Un contre-chant

   Certes chez Mandin se retrouve une prudence pour des expressions poétiques du lyrisme. Elle se voit souvent par une certaine ironie, une dérision particulière vis-à-vis de soi et de l’amour. Il y une distance ou un écart permanent par rapport à soi, une conscience aiguë de la situation précaire de la poésie et de l’être humain («Fatalité»). Je ressens un Œil transparent (bleu?) qui ne cesse de regarder toutes les phénomènes terrestres sans mélanger aucun sentiment, ni douceur, ni froideur. Mais l’important est, pour moi, c’est que son contre-chant demeure un chant et nous livre « je » poétique sur une tonalité personnelle. J’écoute son aveu déchiré de « Cette ombre » dans « Être un autre » sous le masque sombre ; déchiré parce qu’il attache un bout de la longue corde de son être à la condition humaine. Il ferait un bond hors de son sort ? Pour être « l’Homme détaché» qu’on appelle également « un nouvel individu », « nouvel Homme » et « Poète ». Mais ne serait-ce qu’un moment de la mort ? Non, je ne crois pas. Le « je » qui flotte sur la mer devient « une île » (IL ?), me semble-t-il. Et une île, Mandin, c’est une échine et des viscères de la terre, n’est-ce pas ?

La mer

   À la première lecture, la mer dans « Savie » me semblait très agitée. Mais après avoir lu toutes les pages, cette mer me paraît sereine comme l’est le « temps ». Elle me rappelle celle de Tohoku après le tsunami. Après avoir tout englouti, la mer de Tohoku est redevenue tellement tranquille et paisible comme si de rien n’était. Mais au fond d’elle, elle cache la soif, la violence. J’ai ressenti, en la regardant, apparaître des ombres avec leurs chers souvenirs.

   Il me semble que Savie est une vie de chacun alors que Lavie est une vie qui n’englobe pas seulement toute vie mais aussi tout ce qui constitue un paysage dans lequel se trouve Savie ?

   J’aime l’image d’un naufrage, d’un bateau délaissé : ce serait le symbole d’un homme. Je veux être sous l’ombre de ce bateau, ressentir la lumière de lune et le vent de la mer et ne penser à rien, mais simplement «écouter voir» et je veux devenir être un grain de sable de plage(métamorphoser en sable!).

 

 Saudade

   Il se sent d’autant plus solitaire qu’il sent la solitude dans la vie quotidienne très naturelle, dans les heures oisives quotidiennes. Pour ce désespoir, il n’a aucune consolation (votre lucidité n’en a pas besoin) sauf une : c’est écrire, donner des formes (une forme) à ce qui passe, apparaît et disparaît dans la tête et dans le cœur.
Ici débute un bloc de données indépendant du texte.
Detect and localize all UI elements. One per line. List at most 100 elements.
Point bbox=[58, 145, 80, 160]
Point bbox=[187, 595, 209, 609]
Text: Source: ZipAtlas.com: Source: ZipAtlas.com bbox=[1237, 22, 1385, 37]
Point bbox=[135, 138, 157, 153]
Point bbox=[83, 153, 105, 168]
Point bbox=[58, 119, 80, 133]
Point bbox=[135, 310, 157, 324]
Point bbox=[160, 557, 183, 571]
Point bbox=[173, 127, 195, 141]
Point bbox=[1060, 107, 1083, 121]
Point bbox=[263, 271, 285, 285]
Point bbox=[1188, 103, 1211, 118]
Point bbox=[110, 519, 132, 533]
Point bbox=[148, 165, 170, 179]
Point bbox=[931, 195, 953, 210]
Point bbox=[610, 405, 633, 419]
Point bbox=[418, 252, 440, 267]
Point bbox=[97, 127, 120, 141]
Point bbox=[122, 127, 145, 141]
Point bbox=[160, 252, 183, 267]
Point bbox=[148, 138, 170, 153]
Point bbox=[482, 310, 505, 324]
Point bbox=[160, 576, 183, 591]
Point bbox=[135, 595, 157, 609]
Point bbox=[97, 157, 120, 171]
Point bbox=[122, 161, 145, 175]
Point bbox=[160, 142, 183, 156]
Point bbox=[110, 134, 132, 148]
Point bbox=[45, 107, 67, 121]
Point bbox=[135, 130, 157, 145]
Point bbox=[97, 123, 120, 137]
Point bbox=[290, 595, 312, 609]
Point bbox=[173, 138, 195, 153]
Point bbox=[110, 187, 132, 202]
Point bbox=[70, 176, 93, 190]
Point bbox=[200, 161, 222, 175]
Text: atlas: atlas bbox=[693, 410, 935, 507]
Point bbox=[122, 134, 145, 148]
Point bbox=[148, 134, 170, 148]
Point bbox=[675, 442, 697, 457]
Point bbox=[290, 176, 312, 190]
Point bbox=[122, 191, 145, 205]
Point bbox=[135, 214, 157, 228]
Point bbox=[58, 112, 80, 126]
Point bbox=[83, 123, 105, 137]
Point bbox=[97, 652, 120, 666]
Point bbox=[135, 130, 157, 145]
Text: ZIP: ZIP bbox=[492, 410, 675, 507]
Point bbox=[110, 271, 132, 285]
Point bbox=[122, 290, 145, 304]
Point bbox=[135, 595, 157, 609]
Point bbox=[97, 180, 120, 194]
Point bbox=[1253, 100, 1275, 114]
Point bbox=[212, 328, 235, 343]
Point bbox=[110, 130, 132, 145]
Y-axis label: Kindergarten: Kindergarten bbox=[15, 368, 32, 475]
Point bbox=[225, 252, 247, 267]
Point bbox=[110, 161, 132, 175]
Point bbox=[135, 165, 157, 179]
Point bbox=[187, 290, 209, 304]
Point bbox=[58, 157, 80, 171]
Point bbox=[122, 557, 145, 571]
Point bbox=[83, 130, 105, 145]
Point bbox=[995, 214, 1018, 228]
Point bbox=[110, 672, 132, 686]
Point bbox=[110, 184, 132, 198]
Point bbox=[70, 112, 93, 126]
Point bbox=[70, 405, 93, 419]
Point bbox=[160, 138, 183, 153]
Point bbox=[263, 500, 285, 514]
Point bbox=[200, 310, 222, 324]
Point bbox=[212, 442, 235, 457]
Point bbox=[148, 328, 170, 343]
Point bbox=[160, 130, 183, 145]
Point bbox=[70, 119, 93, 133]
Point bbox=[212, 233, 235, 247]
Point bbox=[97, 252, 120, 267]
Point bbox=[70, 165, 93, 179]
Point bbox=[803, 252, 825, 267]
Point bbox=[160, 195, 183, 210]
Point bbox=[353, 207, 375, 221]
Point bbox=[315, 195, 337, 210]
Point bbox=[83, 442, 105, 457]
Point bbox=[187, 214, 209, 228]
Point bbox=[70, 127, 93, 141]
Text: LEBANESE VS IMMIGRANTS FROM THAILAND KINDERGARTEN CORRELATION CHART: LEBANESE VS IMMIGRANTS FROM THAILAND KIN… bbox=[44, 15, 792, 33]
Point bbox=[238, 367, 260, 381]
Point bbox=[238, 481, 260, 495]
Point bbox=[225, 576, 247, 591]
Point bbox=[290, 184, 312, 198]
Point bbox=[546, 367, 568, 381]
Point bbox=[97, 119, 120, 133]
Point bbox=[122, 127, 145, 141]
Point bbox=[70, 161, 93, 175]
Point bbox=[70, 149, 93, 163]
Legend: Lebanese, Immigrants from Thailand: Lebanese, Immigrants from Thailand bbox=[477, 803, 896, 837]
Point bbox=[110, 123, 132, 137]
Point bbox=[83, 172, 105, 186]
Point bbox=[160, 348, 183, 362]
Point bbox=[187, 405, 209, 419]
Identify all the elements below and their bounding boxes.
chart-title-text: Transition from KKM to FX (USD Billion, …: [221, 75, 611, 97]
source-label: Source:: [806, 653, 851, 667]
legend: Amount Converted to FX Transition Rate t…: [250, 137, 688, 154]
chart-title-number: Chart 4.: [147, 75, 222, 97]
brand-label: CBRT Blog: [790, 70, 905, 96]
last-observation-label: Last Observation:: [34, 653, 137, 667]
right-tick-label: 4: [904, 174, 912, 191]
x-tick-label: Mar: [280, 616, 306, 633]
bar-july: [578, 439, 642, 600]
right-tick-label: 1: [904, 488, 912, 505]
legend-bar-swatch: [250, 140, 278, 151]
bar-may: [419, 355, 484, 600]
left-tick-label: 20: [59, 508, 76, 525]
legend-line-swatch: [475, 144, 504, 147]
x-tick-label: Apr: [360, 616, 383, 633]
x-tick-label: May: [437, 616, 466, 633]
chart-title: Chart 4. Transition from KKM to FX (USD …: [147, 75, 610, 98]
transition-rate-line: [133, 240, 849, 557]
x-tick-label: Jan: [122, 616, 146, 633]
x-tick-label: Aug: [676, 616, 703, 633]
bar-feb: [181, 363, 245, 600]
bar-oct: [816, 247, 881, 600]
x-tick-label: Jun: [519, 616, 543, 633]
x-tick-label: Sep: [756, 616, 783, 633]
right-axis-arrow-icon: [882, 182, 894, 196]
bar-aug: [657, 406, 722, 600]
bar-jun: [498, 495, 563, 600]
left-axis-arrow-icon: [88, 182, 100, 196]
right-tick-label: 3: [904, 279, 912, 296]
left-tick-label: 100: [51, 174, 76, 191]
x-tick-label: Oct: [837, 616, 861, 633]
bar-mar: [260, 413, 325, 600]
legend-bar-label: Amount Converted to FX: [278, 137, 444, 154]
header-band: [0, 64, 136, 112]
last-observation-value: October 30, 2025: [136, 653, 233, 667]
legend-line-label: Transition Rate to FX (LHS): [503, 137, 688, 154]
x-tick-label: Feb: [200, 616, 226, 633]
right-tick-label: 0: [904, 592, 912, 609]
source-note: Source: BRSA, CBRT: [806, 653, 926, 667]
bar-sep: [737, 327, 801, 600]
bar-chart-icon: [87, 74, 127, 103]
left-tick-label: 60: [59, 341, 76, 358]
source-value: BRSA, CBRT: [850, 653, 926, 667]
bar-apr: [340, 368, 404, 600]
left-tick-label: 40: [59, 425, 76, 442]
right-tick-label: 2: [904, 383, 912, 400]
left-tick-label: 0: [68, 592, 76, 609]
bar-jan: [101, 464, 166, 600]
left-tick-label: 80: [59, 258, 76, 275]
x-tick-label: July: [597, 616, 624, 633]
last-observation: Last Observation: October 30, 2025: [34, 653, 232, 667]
Cette activité (noter des mouvements d’humeur) ressemblerait à une folie comme vous le dites : «  Le désespoir est un voyage dans la folie »

«  il n’écrira pas dans le seul dessein de ne plus écrire », non! Vous écrirez ! Grâce à ce poème, j’ai appris ce mot espagnol.

   Pour cela, « De…Mains », au milieu de ce désespoir, est  un poème qui me semble très beau ! «  Je ne tourne pas je te contourne », quelle tendresse, je trouve.  Communiquer, échanger du «je» et «tu» avec toutes les interférences du désir qui peuvent entre deux corps temporels  se produire. Oui, l’âme est vibration, accord, dissonance de soi qui apporte sensation et émotion chez autrui.

 

   Vous savez ? Il arrive qu’on rencontre dans le désert une rivière, mais rivière sans une goutte d’eau. La voie sans eau a une figure violente, dévastée et dévastatrice qui démontre la volonté intrépide de couper, un jour, encore une fois, en deux le désert avec ses courants bouillonnants. L’écrivain japonais Yasushi Inoue dit de cette voie « Que la vie humaine est courte, que ma dissidence, ma révolte est fragile ». Votre mer me rappelle ce désert et cette rivière, ce fertile désespoir et volonté de celle-ci !

 Voilà ce que j’ai pensé en lisant « L’Homme détaché ».